While data quality is by no means a technology problem or one that technology alone can solve, a good software solution can create a platform around which the right processes can be built to achieve and maintain better data governance. Here are a set of key requirements which should appear in any data quality solution RFP:
- Data profiling/validation rule generation – appropriate analysis of existing data structures and content in order to determine rules for ongoing data validation and exceptions reporting.
- Initial database address standardisation and de-duplication perform initial address standardisation to local postal authority conventions, appending an address quality score to each record.

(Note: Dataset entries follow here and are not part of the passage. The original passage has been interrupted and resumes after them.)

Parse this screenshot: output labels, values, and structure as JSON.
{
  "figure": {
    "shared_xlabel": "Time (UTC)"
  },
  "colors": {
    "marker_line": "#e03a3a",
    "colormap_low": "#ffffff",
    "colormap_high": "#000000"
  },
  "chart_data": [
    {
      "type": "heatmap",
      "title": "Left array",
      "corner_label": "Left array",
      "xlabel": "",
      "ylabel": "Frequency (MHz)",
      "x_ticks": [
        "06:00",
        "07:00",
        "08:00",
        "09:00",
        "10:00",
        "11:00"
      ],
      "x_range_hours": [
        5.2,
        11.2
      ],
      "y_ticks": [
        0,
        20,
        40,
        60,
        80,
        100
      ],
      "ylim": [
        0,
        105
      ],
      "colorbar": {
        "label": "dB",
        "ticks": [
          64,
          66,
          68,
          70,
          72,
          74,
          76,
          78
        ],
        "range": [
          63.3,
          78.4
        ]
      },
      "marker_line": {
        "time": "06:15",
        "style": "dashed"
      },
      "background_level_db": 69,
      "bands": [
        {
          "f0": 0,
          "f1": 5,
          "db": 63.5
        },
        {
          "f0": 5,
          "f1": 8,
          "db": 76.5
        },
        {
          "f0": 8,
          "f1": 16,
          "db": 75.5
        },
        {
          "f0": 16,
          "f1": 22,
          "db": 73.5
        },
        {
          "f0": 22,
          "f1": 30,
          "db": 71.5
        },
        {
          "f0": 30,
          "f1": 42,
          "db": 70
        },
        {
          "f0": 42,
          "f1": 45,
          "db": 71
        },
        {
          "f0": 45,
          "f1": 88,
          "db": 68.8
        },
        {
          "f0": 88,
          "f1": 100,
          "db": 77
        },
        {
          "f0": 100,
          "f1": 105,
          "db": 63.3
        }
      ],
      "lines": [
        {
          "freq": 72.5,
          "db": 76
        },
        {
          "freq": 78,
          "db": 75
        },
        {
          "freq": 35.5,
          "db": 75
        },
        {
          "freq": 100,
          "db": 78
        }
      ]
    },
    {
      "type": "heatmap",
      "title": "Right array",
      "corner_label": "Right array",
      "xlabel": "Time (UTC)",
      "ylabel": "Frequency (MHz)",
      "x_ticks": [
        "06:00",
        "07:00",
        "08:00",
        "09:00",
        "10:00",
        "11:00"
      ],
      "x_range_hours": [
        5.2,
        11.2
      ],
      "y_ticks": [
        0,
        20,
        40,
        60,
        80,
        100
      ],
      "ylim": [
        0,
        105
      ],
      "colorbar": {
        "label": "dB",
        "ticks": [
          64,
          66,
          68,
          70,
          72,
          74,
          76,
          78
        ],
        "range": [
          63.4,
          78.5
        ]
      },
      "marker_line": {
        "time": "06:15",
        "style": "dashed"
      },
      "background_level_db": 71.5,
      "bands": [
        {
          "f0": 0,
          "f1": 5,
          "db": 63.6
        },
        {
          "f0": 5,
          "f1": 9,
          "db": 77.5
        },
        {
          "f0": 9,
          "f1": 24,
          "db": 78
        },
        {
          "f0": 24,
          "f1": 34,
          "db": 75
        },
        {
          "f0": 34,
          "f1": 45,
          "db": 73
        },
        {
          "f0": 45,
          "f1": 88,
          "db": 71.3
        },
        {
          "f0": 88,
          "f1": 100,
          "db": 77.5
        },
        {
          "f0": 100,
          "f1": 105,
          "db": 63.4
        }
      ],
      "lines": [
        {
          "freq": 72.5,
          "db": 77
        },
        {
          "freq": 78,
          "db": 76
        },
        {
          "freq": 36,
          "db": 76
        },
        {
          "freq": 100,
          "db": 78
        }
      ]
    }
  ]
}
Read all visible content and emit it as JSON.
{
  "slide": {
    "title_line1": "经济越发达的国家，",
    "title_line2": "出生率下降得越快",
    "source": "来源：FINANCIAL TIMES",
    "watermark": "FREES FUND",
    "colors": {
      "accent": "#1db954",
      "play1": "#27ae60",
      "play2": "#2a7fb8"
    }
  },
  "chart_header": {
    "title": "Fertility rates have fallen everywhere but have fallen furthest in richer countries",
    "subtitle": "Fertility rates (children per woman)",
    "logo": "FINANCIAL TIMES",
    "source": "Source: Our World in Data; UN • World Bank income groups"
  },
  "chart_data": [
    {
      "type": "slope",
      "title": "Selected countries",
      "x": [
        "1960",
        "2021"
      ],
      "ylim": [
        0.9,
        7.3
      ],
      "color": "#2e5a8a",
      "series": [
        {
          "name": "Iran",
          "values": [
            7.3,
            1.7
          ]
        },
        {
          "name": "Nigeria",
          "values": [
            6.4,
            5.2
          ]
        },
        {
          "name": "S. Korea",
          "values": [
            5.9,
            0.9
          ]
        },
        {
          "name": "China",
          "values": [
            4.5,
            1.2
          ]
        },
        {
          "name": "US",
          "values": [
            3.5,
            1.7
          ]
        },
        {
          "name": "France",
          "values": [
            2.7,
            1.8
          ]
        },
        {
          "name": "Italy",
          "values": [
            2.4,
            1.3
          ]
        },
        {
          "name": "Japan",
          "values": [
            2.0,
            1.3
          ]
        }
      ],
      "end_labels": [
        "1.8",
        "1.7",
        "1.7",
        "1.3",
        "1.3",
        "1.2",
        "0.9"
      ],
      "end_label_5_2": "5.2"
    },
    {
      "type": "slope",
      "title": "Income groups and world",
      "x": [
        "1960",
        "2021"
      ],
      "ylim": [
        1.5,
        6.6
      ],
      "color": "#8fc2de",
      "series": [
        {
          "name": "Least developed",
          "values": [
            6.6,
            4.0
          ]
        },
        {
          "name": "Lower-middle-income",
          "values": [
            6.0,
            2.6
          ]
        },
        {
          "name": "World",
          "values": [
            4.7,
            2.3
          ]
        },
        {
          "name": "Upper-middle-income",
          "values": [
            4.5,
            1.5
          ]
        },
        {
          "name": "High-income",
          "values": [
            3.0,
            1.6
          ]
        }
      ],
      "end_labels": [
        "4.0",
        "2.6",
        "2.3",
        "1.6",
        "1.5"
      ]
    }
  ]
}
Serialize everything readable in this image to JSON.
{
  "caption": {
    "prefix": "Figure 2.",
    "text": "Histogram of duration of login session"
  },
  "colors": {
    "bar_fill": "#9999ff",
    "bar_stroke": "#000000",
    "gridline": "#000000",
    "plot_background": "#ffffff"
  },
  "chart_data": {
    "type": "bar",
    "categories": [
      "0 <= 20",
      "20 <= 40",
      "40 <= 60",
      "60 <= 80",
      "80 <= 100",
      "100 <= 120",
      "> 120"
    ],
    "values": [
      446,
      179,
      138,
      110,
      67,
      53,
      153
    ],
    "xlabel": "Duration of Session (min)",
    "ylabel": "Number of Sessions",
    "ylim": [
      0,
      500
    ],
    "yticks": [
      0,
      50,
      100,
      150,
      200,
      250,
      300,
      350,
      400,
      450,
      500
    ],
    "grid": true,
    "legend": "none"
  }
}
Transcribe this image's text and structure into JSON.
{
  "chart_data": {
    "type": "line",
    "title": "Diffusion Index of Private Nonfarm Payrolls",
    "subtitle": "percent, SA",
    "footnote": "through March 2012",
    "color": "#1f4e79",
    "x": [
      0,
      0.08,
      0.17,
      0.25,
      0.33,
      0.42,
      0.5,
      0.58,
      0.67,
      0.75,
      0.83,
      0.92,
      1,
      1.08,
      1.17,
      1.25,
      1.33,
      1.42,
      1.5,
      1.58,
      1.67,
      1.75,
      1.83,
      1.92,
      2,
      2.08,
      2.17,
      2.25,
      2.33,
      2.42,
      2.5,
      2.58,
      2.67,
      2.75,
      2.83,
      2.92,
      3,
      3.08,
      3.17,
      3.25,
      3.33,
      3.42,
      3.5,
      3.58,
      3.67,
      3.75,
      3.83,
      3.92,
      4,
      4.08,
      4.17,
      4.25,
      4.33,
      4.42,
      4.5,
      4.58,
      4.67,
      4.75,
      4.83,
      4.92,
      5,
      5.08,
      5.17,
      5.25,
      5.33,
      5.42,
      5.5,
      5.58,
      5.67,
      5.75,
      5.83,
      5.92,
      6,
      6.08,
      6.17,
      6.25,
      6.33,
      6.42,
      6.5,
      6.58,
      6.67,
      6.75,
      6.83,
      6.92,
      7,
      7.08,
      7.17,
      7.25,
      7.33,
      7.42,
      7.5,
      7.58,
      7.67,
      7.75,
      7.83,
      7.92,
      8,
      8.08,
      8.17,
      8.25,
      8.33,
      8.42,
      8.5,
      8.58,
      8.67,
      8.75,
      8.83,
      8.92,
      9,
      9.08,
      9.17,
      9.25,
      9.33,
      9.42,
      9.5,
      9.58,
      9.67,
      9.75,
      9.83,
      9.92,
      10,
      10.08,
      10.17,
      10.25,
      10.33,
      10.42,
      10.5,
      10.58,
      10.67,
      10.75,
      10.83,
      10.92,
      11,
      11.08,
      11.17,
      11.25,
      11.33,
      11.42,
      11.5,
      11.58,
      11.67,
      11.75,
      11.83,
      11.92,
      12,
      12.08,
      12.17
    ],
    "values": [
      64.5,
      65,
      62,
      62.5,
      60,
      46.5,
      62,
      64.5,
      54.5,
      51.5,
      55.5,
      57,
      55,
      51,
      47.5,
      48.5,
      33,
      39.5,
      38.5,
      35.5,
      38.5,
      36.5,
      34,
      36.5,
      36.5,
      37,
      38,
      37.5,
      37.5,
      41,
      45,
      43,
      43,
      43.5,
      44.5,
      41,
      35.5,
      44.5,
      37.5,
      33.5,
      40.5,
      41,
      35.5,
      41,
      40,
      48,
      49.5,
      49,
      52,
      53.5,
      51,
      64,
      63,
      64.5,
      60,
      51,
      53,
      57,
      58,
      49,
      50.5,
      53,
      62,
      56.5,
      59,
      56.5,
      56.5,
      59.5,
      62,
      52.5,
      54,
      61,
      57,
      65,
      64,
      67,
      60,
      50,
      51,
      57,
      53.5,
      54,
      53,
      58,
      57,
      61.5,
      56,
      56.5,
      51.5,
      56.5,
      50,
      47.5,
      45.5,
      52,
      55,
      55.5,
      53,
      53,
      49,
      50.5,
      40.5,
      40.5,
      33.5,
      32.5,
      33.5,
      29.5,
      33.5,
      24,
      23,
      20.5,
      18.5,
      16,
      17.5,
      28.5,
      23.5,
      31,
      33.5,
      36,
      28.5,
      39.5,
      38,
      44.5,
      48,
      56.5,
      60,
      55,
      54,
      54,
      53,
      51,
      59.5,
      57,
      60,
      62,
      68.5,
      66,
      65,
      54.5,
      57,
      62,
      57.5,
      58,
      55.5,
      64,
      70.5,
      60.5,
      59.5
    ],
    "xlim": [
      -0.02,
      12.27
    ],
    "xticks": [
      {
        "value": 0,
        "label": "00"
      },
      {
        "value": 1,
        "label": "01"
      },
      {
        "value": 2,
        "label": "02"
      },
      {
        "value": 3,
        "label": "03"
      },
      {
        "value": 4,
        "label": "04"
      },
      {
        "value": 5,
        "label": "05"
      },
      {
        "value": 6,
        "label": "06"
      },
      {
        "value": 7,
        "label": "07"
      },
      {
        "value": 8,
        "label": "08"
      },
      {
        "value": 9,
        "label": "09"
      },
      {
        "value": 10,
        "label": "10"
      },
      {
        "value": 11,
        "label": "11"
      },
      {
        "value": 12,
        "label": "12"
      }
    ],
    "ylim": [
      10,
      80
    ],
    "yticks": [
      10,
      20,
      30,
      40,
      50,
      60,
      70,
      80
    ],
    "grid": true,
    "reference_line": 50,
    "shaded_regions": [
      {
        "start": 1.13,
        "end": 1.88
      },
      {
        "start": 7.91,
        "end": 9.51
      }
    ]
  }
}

Conduct org level de-duplication on the standardised data at country and site level and once organisations have been de-duped, conduct an individual level de-dupe at organisation level.
- Operational data processing – ongoing ad hoc data loads from internal and external sources, requiring address standardisation and merge/append (i.e. de-duplication) processing for loading to the main database. Monitoring and reporting of data validity and rule compliancy.
- Monitoring and maintenance – proactive identification of data quality issues resulting from invalid data loads or user updates. Present data requiring review/correction to appropriate users in order that amendments can be made and then prepared for loading back into the central database.
- Profiling and metrics – ongoing data quality metrics (consistency, completeness, frequency counts, scoring) and intervention reporting (duplicates identified and removed, automated validity amendments, manual corrections) based on set rules. Presentation via dashboard type report for easy review.
- Online data capture real-time validation, standardisation and enhancement of data captured via web-based forms, including contact name and job title, email, telephone number and other elements. Apply formatting to all data (capitalisation etc) and telephone (local presentation conventions). Process captured data to be merge/appended to the main database.
It’s not a comprehensive list, but it’s a good start.